Reasoning About Counterfactuals
“What would have happened if X had been different?” is one of the most powerful questions in analysis — and one of the most easily abused.
A counterfactual is a claim about what would have happened in a situation that did not actually occur. “If we had invested in solar earlier, we would be ahead of the curve today.” “If the regulation had not passed, the industry would have collapsed.” These are counterfactual claims, and they appear constantly in causal reasoning, historical analysis, and policy evaluation.
Why we need them
Counterfactuals are essential to causal reasoning. To say that X caused Y is, at least implicitly, to say that without X, Y would not have happened. The counterfactual “without X, no Y” is doing the causal work. Without counterfactuals, we cannot distinguish causation from mere correlation.
This is why counterfactuals are unavoidable in policy analysis. To say that a policy worked is to say that without the policy, the outcome would have been worse. The counterfactual is the comparison point. There is no other way to know whether a policy was effective.
Where they go wrong
Counterfactuals are hard because they describe situations that didn’t happen. We can’t directly observe what would have happened in the counterfactual world. We have to reason our way to it, using what we know about how the world works.
Several errors are common.
The first is treating one counterfactual scenario as the obvious alternative. When we say “without this regulation, the industry would have collapsed,” we are implicitly fixing one alternative scenario (no regulation, otherwise everything the same). But the actual alternative might have been “no regulation but different industry self-policing,” or “different regulation, less aggressive,” or any number of other configurations. Treating the “everything else equal” counterfactual as the relevant comparison is often misleading.
The second is using counterfactuals to justify a conclusion already held. “If they had done what I recommended, things would have turned out fine.” This counterfactual is rarely tested. It is a comfortable assumption that supports the speaker’s preferred reading of events. The hard work would be to construct the counterfactual carefully and ask whether the recommended action would actually have produced the predicted outcome.
The third is forgetting that counterfactuals get less reliable the more they diverge from actual events. “If we had nudged this slightly differently, this small change would have followed” is usually reasonable. “If history had taken a different path two centuries ago, the world today would look like X” is much less reliable. Each step of divergence introduces uncertainty, and the uncertainty compounds.

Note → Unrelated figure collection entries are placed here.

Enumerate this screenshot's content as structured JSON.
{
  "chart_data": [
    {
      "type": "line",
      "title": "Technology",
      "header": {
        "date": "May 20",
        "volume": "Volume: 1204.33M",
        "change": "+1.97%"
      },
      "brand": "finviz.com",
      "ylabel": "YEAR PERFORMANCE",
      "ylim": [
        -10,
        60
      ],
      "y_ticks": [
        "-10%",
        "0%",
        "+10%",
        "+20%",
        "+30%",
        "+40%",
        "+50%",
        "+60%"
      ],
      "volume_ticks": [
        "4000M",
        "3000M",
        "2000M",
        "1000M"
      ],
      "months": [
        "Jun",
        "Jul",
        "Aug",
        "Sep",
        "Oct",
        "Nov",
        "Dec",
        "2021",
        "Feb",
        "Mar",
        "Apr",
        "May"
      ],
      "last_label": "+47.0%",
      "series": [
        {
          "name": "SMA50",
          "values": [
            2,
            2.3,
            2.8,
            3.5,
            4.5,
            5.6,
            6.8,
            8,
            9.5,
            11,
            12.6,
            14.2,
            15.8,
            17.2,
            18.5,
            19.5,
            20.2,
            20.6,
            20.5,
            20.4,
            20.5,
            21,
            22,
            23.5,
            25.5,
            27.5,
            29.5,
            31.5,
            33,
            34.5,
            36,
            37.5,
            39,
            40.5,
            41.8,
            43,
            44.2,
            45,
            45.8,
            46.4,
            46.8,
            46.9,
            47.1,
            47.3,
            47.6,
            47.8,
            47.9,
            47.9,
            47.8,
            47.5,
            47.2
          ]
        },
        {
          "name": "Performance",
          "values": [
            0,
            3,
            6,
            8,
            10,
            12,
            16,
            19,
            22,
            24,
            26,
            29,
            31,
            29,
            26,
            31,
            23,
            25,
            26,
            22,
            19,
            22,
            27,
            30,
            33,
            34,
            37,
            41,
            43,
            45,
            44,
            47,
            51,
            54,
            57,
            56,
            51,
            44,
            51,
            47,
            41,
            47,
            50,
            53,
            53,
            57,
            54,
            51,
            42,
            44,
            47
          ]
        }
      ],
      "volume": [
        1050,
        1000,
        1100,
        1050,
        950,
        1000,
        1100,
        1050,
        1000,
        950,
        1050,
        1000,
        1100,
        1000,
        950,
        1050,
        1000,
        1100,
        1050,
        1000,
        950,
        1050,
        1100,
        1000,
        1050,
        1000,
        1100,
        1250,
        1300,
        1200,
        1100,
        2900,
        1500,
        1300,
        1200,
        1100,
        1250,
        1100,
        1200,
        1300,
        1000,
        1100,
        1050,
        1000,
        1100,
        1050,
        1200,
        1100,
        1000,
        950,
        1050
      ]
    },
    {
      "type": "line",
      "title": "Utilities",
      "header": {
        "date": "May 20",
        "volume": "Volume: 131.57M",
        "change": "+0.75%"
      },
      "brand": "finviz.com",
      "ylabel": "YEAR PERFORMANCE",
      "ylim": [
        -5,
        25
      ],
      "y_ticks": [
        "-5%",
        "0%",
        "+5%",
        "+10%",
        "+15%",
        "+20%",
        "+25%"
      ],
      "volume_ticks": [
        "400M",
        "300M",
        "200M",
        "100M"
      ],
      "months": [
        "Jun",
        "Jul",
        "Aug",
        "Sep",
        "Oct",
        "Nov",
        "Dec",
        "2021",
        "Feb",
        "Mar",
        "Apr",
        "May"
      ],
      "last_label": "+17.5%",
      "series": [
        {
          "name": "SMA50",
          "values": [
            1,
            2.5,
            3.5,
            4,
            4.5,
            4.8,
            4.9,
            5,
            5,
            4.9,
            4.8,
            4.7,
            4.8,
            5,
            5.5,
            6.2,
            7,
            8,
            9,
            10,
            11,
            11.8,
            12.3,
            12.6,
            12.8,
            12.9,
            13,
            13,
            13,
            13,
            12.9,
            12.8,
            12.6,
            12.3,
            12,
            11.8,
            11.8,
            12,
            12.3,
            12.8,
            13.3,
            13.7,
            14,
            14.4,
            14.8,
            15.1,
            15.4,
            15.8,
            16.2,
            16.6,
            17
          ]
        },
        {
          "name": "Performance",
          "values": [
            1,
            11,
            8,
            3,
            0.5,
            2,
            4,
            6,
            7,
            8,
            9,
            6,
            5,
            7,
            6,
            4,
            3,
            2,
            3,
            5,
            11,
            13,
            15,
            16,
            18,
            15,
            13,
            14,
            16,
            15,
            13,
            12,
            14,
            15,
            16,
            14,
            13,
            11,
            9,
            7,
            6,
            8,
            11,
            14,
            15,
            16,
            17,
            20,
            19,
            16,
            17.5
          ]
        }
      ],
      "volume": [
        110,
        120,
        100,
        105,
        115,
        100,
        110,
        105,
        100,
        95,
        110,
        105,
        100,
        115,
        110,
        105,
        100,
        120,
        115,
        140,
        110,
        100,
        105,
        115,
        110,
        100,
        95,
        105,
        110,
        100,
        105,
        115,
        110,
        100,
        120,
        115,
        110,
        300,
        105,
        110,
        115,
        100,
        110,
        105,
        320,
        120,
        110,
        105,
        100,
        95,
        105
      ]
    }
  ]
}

How to reason about them well
A few practices help.
Specify the counterfactual precisely. “Without this policy” is too vague. “Without this policy but with the alternative policy that was actually under consideration” is more useful.
Identify what the counterfactual relies on. Most counterfactual claims rely on background assumptions about how the world works. Make those assumptions explicit. Are they well-supported?
Consider multiple counterfactuals. Don’t fix on one comparison scenario. Consider several. If different reasonable counterfactuals produce different conclusions about the effect being studied, your confidence in any single conclusion should be modest.
Distinguish between counterfactuals that are testable and ones that aren’t. Some counterfactual claims can be checked against similar real-world cases. Others cannot. The first kind deserves more confidence than the second.
An everyday application
Most regrets are counterfactual claims. “If I had taken that job, I would be happier now.” The counterfactual is doing the regretting. But the counterfactual is also speculative. Many factors would have been different in the alternative life; assuming the rest would have been the same and only the job different is rarely accurate.
Recognizing this does not eliminate regret, but it does soften it. The counterfactual is less reliable than it feels. The alternative life is not knowable from where we stand. We can speculate, but we should hold the speculation lightly.